O simile di Solima ai fati // Traggi un suono di crudo lamento, // O t’ispiri il Signore un concento // Che ne infonda al patire virtù!”[1]
La nostra Famiglia nel Resto dell’Italia
I nostri antenati provengono prevalentemente dall’Italia Meridionale e Centrale.
Il ramo collaterale della madre del mio figlio primogenito proviene dalle provincie di Trento e Bolzano.
Altri componenti delle famiglie Andò e Cognoli come anche i relativi rami collaterali acquisiti provengono o si sono trasferiti nelle provincie di Milano, Imola e Vercelli.

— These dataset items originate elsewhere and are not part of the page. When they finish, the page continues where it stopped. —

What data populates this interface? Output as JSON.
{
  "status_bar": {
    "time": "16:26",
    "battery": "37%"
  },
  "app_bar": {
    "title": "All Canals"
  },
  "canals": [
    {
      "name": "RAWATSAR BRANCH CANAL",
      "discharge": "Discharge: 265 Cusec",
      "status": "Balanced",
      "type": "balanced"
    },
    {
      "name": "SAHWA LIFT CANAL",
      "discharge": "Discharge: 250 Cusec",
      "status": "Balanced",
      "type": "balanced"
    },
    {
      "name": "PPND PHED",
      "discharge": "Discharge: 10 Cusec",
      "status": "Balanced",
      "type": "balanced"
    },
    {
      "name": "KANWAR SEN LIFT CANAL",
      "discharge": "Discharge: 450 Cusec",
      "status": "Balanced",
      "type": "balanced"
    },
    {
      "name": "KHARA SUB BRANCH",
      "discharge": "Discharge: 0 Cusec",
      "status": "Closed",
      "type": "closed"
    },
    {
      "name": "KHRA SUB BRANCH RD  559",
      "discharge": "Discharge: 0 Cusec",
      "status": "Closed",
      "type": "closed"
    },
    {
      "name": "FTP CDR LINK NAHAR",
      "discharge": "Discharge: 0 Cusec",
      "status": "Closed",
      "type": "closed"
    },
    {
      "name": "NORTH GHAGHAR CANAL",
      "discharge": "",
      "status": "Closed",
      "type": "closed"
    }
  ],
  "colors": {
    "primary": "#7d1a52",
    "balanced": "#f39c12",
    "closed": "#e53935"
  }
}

La nostra Famiglia nel Mediterraneo
A volte, quando qualcuno mi chiede da dove io venga e non ho voglia o tempo di spiegare tutta la mia foresta genealogica e perché e percome alcuni sono nati in Sicilia, altri in Egitto, ecc., dico che vengo dal Mediterraneo. Quando ero ad Aquisgrana, in alcuni dei tanti discorsi con la mia cara amica Paloma, originaria dell’Andalusia, ci siamo spesso chiesti perché non ci fosse una Comunità Mediterranea[2] riconoscendo una certa unità culturale dei popoli che si affacciano sul Mare Nostrum.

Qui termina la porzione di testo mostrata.